Of 616 holes dug, 479 showed an average increase in temperature of 1.8 degrees since the 1500s, well before the advent of the Industrial Age. Many scientists, in fact, believe that we are emerging from a period of abnormally cool worldwide temperatures, a "Little Ice Age" that lasted from about the year 1400 to around 1850. If so, the rise in temperature after 1850 would, in effect, be a return to equilibrium or at least a more natural state and have nothing whatever to do with man and his machines.

Comment from the Washington Times editorial page: "More evidence that global warming advocates may be full of hot air was released but given scant media attention in the Feb. issue of the academic journal Nature. The data cast further doubt on the validity of the computer model-based idea that the planet is heating up in an abnormal, alarming way or that the cause is mankind's profligate burning of fossil fuels and other related industrial activities.

The Washington Post buried the story on page A13. Somehow, it doesn't take a great deal of imagination to believe that had the conclusions been supportive of global warming theory, the story would have appeared on Page One above the fold.

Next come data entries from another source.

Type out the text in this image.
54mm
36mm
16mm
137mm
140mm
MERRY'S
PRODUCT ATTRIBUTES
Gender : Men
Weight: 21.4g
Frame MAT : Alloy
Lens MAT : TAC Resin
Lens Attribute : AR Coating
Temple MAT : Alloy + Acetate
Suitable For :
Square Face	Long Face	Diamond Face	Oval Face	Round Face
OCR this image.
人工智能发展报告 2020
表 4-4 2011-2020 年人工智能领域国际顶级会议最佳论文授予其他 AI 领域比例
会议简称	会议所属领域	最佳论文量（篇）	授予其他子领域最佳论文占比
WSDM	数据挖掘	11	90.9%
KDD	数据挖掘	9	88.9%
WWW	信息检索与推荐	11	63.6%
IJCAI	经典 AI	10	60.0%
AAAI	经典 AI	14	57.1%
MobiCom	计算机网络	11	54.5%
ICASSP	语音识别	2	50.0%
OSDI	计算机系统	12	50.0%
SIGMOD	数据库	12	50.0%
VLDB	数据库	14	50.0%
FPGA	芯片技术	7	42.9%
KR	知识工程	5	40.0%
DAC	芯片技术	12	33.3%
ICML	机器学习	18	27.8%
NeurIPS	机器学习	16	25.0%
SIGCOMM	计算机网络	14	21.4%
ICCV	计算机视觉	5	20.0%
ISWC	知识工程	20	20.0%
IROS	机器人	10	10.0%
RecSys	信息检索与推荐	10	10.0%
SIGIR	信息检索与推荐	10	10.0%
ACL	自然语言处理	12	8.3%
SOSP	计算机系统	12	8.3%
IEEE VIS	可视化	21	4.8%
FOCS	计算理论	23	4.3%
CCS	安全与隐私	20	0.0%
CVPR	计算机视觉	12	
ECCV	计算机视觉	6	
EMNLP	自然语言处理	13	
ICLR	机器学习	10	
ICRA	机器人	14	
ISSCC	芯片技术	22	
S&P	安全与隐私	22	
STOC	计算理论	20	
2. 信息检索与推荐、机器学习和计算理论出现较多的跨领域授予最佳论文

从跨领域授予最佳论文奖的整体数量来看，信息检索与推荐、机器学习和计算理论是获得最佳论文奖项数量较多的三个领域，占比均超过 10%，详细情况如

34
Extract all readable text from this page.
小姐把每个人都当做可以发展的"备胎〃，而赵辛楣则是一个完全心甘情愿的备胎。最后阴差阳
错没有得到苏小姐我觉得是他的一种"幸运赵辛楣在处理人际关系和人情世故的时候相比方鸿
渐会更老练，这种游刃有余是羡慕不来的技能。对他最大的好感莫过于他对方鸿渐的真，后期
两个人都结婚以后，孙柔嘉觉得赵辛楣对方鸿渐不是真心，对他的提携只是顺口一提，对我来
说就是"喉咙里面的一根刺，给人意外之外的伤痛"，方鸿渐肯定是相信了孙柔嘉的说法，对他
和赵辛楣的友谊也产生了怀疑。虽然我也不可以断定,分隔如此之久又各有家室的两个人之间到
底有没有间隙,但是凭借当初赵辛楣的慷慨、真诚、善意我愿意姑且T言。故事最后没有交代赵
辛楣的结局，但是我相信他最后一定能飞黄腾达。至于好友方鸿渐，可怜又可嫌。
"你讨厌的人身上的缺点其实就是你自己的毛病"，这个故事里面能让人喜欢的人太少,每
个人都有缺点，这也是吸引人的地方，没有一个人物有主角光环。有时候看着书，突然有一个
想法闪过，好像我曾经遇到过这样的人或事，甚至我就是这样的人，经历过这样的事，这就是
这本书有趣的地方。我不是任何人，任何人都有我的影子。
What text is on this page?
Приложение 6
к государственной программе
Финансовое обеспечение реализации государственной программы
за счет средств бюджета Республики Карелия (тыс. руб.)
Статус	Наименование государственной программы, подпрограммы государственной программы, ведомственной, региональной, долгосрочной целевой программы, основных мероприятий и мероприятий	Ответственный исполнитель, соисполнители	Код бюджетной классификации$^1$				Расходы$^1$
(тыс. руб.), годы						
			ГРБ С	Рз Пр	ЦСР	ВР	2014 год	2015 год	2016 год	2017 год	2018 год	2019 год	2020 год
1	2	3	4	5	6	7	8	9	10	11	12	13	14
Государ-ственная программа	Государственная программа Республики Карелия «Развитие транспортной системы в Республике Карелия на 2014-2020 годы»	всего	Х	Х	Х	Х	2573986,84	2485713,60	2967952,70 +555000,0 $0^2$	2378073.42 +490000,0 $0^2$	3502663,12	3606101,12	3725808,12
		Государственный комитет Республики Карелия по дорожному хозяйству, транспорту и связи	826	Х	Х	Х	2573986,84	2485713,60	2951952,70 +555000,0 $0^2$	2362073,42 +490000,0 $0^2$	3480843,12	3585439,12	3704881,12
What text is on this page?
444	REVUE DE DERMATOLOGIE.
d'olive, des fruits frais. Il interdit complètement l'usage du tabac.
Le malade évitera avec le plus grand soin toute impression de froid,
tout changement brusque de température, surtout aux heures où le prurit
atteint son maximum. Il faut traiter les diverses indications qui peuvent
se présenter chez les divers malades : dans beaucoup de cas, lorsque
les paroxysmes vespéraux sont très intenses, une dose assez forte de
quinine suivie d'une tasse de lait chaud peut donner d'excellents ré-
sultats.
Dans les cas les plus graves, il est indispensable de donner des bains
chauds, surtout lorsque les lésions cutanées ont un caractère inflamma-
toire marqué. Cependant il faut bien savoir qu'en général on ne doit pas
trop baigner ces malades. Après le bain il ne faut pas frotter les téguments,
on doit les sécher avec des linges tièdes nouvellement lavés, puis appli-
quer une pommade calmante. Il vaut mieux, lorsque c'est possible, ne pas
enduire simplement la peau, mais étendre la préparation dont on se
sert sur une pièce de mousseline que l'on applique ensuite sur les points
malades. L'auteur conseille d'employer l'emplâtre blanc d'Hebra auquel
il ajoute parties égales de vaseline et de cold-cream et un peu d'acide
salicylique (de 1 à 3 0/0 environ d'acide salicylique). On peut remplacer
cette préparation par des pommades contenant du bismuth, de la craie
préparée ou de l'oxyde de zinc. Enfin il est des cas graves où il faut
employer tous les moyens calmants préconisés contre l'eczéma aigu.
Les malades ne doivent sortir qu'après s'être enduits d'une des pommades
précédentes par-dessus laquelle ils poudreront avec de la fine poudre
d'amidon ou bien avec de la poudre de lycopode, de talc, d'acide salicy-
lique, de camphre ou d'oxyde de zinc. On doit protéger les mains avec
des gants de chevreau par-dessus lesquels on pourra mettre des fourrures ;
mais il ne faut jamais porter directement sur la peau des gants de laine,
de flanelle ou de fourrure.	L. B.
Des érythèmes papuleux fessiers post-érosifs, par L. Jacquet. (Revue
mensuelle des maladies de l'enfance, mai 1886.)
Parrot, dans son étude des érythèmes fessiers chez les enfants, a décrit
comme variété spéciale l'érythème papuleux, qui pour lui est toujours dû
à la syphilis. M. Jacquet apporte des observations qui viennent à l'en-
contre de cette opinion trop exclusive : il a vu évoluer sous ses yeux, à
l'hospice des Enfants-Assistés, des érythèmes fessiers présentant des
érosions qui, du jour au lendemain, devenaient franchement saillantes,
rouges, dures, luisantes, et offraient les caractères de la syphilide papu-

*************COMMENT BY READER*****************

Yet another article from one of the premier science journals with more evidence confirming the unusual warming of the last century.

WHAT WAS DONE: They looked at the temperature trend over the last 500 years.

WHAT THEY FOUND: It's getting warmer.

WHAT IT MEANS: It really truly is getting warmer. Honest, it is.

Of course, George. Can you say "Little Ice Age" by now? The beginning of the temperature record is right about at the LIA peak.